Technically, what I am dealing with is called, Impingement. It is a syndrome involving inflammation of the tendons of the shoulder as they interact with the shoulder bones. Movement of the arms above the shoulder, as in reaching or working with high stuff exacerbates this. I dealt with this eighteen months ago, and went to PT for a while until it subsided. Now it has flared up again.
That’s the medical side of it, now to the experiential side.
I am right-handed. You might assume that the left shoulder would not really matter much to someone who carries, moves, manipulates, writes and eats with the right hand and arm. Not so. When I get up from a chair, roll over in bed, put on clothes, scratch my left ear (which I just did involuntarily), try to move a chair, carry tree limbs I have cut, turn the steering wheel in the car, or reach to grab a pot in the kitchen cupboard, this left shoulder of mine is fully involved. It follows me through much of the day, and night. And when the pain is chronic, as it is right now, I am aware of it all the time. (Reminder…just barely a 2 on an overall scale of pain, maybe not even that!)
The other night I had a dream; and the truth is that I have vivid dreams most every night. In this particular dream I was defending myself from an unknown, and at the same time frighteningly familiar, assailant using a ball I picked up with MY LEFT HAND. I was using my weak side to defend myself from a strong enemy. Guess what? I felt pretty darned powerless and vulnerable.
It so happened that I saw my therapist a day or so later and we talked about connecting this left-handed dream with this left shoulder pain. I am writing this blog expressly to underline and reinforce what she encouraged me to do.
Recognize the Pain.
Welcome it. (Accept)
Be curious about it, with compassion. (Investigate)
Don’t attach a story to it. (Non-attachment) Some Dharma teachers use Nurture for the N.
You may see that she was setting me up for a classical RAIN approach to the pain. I had learned this both from the therapist who worked with me eight years ago at a major life turning, and from a Buddhist teacher (Michelle McDonald) at a retreat five years ago (who actually coined the RAIN acronym). And here it is again. And I am writing this to underline and reinforce what I have been encouraged to do.
Last night, as I was feeling this pain despite the Aleve ⓣ, I did not remember RAIN. I did remember to bring some compassion and a hint of curiosity to the pain. Good. That’s moving in the right direction. Not me. Not mine. Not a problem.
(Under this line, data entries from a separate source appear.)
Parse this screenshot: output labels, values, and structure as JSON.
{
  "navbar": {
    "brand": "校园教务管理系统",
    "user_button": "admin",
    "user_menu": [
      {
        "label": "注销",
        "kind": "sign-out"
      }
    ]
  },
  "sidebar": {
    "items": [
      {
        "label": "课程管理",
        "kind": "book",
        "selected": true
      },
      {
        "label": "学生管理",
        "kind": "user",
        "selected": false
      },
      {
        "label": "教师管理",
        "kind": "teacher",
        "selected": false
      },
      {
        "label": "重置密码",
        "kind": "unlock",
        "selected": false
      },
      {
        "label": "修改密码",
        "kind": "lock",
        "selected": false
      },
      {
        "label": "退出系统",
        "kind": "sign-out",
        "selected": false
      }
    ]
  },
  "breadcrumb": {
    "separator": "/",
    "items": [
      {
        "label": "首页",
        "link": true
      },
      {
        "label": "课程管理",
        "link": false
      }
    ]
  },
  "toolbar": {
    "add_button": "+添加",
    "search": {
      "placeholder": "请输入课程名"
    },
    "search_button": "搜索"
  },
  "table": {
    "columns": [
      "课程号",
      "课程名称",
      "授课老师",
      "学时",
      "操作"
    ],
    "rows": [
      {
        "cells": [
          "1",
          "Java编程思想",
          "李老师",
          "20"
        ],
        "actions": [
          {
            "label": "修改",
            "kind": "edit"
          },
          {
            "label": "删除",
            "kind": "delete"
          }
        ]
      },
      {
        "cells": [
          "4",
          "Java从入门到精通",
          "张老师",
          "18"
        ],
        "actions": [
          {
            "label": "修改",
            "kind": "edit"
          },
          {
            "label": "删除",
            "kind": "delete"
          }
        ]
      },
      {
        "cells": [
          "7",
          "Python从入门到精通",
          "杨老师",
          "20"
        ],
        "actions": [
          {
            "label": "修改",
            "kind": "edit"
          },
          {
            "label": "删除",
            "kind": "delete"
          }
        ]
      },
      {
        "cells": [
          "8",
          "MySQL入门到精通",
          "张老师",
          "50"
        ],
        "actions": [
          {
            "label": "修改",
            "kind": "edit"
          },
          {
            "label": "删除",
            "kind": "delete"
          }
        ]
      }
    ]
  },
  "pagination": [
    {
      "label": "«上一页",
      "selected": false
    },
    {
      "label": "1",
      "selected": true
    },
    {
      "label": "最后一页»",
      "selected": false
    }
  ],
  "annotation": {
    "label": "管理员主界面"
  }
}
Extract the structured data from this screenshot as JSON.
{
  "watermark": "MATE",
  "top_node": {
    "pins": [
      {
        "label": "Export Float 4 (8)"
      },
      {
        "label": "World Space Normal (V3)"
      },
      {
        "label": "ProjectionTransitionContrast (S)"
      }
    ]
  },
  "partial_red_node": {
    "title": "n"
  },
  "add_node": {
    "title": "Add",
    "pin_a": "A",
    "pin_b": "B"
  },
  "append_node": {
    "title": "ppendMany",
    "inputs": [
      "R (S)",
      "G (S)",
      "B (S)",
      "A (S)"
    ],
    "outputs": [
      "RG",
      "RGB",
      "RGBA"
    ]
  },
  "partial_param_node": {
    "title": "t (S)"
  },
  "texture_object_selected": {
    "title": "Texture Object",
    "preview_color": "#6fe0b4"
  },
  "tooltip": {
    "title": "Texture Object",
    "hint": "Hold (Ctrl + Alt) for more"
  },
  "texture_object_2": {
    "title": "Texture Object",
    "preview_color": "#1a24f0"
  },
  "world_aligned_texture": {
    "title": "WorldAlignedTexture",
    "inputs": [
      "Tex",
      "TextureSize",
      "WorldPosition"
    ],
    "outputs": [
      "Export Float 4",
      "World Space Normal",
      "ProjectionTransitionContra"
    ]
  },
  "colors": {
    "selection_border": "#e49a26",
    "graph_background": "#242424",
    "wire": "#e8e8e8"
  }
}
Just pain in the shoulder. (You get it, don’t you, that to call it MY Shoulder would be to personalize the pain, and maybe lead me to assume that there is, in fact, a fated narrative about this pain and this shoulder, all of it involving ME. This is not a comment about Karma, which is another discussion. This is just not personal. My shoulder is not out to get Me!)
Welcome the pain. (Remember, just barely a 2!) I can manage this.
“Here you are shoulder pain. I see you, feel you and want to learn from you. I would bring compassion and love to the impinged, complicated and inflamed parts of you. I would understand your waves, your captured tensions, your long carried wounds. I care about it all. As best as I can I am wrapping arms of love around you; holding, resting and open.”
As I began this blog I did a quick Google search of poems about shoulders. The first hit is a lovely piece by Naomi Shihab Nye, from her 1994 collection entitled Red Suitcase. The name of the poem is Shoulders and it portrays a father crossing a busy street in the rain with a sleeping infant held on his shoulder. The poet asserts that living “in the world” demands that we hold one another similarly.
What a powerful image! And, if the shoulder carries such weight is there any wonder that from time to time it will hurt?